Sunday, April 30, 2017

Maigret

Jules Maigret is called out of retirement when his nephew, a rookie police officer, is blamed for a murder. The inspector sees right through everyone, as usual, and devises a clever way (both technical and psychological) to achieve the desired result.

Monday, April 24, 2017

The Misty Harbour

This Maigret mystery does not have the same probing into human behavior as some of the others. Or rather, it does, but all of that material is dashed off at the end when the mystery is solved. A second-tier Simenon, but not without its pleasures, including having the inspector himself come in for a bit of physical peril.

Saturday, April 15, 2017

The Studio

John Gregory Dunne's The Studio was published during the death throes of the old studio system (when Hedda Hopper's successor still mattered, for example) and benefits from the author's keen observations and ear for dialogue.

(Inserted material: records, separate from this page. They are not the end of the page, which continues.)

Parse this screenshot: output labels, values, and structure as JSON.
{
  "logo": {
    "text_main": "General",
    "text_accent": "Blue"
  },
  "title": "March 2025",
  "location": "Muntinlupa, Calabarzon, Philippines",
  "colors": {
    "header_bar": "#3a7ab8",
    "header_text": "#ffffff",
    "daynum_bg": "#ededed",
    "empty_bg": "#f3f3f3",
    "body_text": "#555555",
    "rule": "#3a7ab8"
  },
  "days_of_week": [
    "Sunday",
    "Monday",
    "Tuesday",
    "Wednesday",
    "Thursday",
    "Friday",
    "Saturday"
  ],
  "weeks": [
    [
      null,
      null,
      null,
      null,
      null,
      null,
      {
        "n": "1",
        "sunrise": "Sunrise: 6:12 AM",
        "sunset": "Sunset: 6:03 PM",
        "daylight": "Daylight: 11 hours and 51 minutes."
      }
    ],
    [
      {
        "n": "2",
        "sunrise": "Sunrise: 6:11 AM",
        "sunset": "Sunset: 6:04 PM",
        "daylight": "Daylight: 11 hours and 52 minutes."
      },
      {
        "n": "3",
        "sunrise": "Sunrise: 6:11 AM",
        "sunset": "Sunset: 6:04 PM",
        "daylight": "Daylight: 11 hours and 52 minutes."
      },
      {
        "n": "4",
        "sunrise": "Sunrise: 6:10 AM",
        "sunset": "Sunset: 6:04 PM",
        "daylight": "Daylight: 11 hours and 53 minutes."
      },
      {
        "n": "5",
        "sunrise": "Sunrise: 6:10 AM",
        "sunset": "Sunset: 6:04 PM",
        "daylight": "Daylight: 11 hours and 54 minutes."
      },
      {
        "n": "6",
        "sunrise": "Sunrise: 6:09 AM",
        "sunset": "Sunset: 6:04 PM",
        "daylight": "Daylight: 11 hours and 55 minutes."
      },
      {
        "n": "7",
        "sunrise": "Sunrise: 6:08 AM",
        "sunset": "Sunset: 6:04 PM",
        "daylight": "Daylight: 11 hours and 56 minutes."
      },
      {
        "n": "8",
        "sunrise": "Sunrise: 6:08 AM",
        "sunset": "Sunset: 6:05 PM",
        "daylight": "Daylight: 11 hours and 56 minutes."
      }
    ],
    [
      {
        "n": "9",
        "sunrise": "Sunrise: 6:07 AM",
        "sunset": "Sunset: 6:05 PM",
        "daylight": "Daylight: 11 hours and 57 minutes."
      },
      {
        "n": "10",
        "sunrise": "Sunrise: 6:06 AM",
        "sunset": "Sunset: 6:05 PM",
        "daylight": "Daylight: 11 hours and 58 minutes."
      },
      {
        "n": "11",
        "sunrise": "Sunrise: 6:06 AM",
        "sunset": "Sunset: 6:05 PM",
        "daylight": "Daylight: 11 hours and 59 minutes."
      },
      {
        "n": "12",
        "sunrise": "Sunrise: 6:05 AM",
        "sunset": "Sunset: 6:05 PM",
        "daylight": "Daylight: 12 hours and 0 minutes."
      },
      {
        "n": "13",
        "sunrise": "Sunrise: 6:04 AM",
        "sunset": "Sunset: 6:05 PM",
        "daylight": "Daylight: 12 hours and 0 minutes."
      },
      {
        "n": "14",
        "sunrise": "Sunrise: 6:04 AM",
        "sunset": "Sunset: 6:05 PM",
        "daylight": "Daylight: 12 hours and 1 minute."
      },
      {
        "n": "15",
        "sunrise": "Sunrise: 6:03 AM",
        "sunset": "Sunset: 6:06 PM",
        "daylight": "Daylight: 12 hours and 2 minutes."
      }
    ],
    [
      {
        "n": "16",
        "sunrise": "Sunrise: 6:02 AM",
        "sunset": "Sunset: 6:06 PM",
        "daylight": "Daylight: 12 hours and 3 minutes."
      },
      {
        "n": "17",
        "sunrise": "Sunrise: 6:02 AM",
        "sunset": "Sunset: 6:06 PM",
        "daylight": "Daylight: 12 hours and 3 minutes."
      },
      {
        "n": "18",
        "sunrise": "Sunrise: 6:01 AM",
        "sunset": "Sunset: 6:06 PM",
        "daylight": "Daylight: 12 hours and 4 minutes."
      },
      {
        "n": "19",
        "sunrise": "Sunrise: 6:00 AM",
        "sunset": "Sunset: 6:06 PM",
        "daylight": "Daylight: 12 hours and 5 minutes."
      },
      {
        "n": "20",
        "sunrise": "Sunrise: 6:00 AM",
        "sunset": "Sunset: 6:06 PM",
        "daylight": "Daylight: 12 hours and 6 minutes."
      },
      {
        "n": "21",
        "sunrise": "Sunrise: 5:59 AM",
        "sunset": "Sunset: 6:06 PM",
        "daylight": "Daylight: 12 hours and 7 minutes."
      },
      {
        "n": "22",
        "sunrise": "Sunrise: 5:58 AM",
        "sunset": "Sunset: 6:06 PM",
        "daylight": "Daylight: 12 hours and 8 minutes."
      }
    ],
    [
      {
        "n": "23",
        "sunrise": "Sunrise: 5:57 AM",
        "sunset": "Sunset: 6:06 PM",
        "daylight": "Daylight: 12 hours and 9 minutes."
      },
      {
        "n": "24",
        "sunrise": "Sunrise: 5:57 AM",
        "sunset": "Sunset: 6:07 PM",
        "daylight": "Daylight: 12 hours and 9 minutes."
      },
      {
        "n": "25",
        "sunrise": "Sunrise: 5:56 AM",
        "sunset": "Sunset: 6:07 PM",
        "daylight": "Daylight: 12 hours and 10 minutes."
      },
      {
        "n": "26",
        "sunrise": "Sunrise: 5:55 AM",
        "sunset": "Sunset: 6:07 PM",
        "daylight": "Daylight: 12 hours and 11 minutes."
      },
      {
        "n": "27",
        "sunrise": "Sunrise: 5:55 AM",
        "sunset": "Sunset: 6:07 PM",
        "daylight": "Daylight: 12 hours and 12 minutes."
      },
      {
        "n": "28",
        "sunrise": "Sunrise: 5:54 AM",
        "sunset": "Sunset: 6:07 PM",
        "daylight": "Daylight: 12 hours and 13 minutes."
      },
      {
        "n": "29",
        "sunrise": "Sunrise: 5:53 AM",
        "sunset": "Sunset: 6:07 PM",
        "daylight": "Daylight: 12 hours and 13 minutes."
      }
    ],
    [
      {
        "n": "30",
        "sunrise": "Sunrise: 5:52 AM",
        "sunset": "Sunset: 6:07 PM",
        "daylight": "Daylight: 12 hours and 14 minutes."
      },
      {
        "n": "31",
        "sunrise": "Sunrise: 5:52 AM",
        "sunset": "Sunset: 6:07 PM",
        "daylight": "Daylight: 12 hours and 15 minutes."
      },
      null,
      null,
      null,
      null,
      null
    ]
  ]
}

How a script gets pitched, how agents negotiate, how publicity is devised, the nuts and bolts of moviemaking — it's all here in a tight package written in a style that manages to be both deadpan and engaging.

Tuesday, April 4, 2017

The Defense

Compassion and pity aren't enough. That is the lesson Luzhin's wife learns in Nabokov's The Defense. Her mother was correct: She would never love him, and love was likely the only thing that could save him. Luzhin's own problems are less interesting than his wife's. He is captured in a maddening web in which chess and existence are confused, yes, but as a character he never comes into full flower.